After a blustery day of sailing on Saturday with wind speeds above 15 knots, prohibitively light breezes cancelled the second of two round-robins on Sunday, leaving Tufts with a cumulative record of 12-3 to the Crimson’s 10-5.

But the score was tighter than it appeared.

“They were all really close,” Porter said. “The three races we lost were all decided 100 yards from the finish line. All three losses we were winning by the last leeward mark and in the last stretch we sort of lost it. We all had some stupid fouls this weekend that were a little careless and unnecessary.”

The fall season involved mostly fleet racing—regattas which entail races of around 18 boats and two divisions, each representing one school.

Team racing is more like match play, and involves three boats from each of two schools racing each other at once. It is more rule-based, and involves more strategy—pinning, passing forward and running plays—exactly the kind of sailing that can magnify a lack of practice time.
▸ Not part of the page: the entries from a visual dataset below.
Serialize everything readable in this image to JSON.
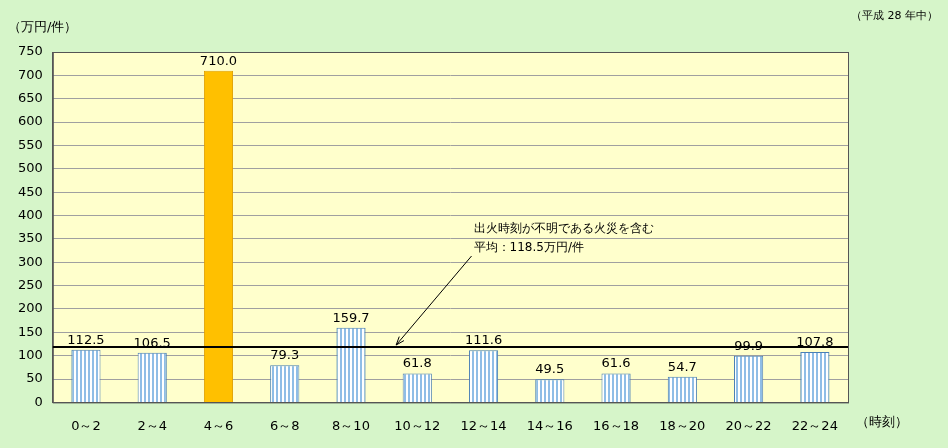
{
  "chart_data": {
    "type": "bar",
    "subtitle": "（平成 28 年中）",
    "ylabel": "（万円/件）",
    "xlabel": "（時刻）",
    "categories": [
      "0～2",
      "2～4",
      "4～6",
      "6～8",
      "8～10",
      "10～12",
      "12～14",
      "14～16",
      "16～18",
      "18～20",
      "20～22",
      "22～24"
    ],
    "values": [
      112.5,
      106.5,
      710.0,
      79.3,
      159.7,
      61.8,
      111.6,
      49.5,
      61.6,
      54.7,
      99.9,
      107.8
    ],
    "value_labels": [
      "112.5",
      "106.5",
      "710.0",
      "79.3",
      "159.7",
      "61.8",
      "111.6",
      "49.5",
      "61.6",
      "54.7",
      "99.9",
      "107.8"
    ],
    "colors": [
      "#8fbde6",
      "#8fbde6",
      "#ffc000",
      "#8fbde6",
      "#8fbde6",
      "#8fbde6",
      "#8fbde6",
      "#8fbde6",
      "#8fbde6",
      "#8fbde6",
      "#8fbde6",
      "#8fbde6"
    ],
    "ylim": [
      0,
      750
    ],
    "yticks": [
      0,
      50,
      100,
      150,
      200,
      250,
      300,
      350,
      400,
      450,
      500,
      550,
      600,
      650,
      700,
      750
    ],
    "grid": true,
    "data_labels": true,
    "annotations": [
      {
        "type": "hline",
        "value": 118.5,
        "text": [
          "出火時刻が不明である火災を含む",
          "平均：118.5万円/件"
        ]
      }
    ]
  }
}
“We really missed Cardwell Potts,” Porter said. “He’s arguably the best team racer in the country. He’s obviously a huge help.”

Potts was at a ceremony in New Orleans where his father was named Commodore of the Southern Yacht Club.

But in Potts’ absence, Johnson and Tulloch filled in admirably, especially since they had little prior experience in team racing.

“Genny and I are just trying to get into the swing of things,” Johnson said.

Tufts, ranked fifth in the nation entering the spring, rebounded after a 7-3 second-place finish on Saturday to win its final five races and finish past the Harvard boaters.

The co-eds’ next regatta is March 20-21 at the Truxton Umsted Trophy hosted by Navy. Harvard’s women’s sailing team visits Navy this coming weekend at the Women’s Intersectional.